Mさん渾身の3足目。ムラ感のある赤茶の革で、ひと味違うローファーの出来上がりです。
履き口に施されたイタリアンテープは甲と踵のぐるりを一周していて、いわゆるコインローファーとは違う作りになっており、その作りはフィット感の向上に一役買っています。
Mさんの足は「こんにゃく足」で、一足目の時は、そのことを見抜けず、ブカブカの出来上がりになってしまいました。それは中敷調整でなんとか履けるようにはなりましたが、なんとも釈然としない結果に終りました。二足目はサンダル。この時は、仮釣り込みの時に一度木型を抜いて試し履きできたので、その時に調整してフィットさせました。

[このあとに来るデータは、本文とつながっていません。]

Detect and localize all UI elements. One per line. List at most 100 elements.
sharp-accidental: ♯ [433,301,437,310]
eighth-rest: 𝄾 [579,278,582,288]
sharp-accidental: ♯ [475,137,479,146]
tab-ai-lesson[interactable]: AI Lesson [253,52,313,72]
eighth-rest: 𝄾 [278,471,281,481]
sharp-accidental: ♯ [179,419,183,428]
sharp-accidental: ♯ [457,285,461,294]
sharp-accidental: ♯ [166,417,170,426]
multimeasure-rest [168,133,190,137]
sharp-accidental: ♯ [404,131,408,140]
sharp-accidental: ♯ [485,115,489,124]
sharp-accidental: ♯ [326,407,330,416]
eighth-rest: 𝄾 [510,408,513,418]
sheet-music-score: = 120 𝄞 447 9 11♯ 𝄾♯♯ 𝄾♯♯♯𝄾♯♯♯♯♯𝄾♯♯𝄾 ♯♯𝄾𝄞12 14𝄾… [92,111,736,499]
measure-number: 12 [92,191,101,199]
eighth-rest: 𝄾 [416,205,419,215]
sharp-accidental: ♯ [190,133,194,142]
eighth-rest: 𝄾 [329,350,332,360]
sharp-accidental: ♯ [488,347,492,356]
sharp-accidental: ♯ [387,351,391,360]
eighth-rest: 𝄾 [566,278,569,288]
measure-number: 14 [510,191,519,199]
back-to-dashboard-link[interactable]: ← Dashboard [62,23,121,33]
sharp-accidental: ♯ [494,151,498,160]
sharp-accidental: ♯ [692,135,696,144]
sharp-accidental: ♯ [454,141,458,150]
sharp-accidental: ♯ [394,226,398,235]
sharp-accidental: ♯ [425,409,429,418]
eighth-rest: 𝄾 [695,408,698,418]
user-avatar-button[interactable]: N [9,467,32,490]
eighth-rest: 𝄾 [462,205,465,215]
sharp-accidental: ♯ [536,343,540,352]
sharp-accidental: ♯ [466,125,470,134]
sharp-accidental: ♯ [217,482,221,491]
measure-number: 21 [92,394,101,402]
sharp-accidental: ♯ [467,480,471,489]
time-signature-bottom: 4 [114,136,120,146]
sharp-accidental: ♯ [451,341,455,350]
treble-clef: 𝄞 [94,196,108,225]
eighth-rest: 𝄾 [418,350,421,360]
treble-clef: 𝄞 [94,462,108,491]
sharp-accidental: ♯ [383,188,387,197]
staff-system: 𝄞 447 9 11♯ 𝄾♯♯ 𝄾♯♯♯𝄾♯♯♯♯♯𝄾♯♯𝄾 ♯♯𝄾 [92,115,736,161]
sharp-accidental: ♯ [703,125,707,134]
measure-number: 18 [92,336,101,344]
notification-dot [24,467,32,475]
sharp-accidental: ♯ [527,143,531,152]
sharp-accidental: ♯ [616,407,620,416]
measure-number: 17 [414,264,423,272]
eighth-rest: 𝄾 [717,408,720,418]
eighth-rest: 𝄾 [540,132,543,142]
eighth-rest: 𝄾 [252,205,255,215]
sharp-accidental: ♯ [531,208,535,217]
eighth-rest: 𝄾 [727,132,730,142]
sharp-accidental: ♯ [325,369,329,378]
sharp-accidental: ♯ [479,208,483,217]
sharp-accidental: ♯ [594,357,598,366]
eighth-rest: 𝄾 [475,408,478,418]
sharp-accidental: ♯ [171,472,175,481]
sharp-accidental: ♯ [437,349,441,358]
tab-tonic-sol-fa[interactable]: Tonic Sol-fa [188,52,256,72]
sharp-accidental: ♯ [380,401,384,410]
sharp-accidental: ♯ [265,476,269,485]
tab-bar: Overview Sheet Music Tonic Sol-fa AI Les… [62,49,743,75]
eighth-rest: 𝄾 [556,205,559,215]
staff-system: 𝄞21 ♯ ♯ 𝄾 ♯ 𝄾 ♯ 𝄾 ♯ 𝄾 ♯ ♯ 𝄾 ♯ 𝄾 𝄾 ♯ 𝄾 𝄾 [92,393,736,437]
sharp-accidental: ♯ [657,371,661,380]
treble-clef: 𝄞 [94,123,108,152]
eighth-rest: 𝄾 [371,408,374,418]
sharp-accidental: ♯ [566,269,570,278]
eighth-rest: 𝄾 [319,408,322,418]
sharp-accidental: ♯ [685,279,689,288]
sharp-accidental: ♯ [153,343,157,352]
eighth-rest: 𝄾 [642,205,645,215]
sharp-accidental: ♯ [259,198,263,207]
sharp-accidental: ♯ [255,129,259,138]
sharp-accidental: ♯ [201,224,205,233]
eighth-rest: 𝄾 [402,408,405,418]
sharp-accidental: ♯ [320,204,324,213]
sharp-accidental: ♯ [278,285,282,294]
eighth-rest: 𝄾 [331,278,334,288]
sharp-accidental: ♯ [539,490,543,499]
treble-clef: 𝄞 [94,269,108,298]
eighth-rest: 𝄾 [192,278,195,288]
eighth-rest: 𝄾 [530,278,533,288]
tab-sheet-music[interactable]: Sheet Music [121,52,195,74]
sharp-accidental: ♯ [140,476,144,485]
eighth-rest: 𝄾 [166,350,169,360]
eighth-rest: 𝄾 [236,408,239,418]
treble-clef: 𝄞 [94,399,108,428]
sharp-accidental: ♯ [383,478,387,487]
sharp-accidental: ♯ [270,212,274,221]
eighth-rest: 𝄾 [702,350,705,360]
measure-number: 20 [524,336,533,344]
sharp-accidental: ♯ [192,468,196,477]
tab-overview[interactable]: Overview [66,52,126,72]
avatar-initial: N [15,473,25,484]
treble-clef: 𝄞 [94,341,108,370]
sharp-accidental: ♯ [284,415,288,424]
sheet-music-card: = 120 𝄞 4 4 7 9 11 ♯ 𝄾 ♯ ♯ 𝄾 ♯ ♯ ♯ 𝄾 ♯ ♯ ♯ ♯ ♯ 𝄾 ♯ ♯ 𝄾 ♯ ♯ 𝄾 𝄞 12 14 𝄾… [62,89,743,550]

ただ、サンダルでなければ、また緩いフィット感に仕上がっていたのは明らかで、Mさんの足がこんにゃく足であることをこの時に確信しました。
今回、ローファーを作るにあたって、ヒールの高さは4センチに変更、1からの木型修正でどの程度絞れば良いのかまだはっきりとわからなかったので、片足のみ、あり得ない程度まで絞り込んだ木型での仮靴を製作。それを履いてみて、キツいところを切開し、その広がった分だけ寸法を計って、再度、木型を微調整するという やり方をとりました。今回はどうしても3度目の正直といきたかったのです。
結果は、若干の微調整をして、ほぼぴったりのところまで辿り着くことができました。
ふう、開講以来、これほど苦戦した足の人はMさんだけ。
Mさん、長らくお待たせをいたしました。これからはピッタリフィットしたこだわりの靴を楽しんで下さい!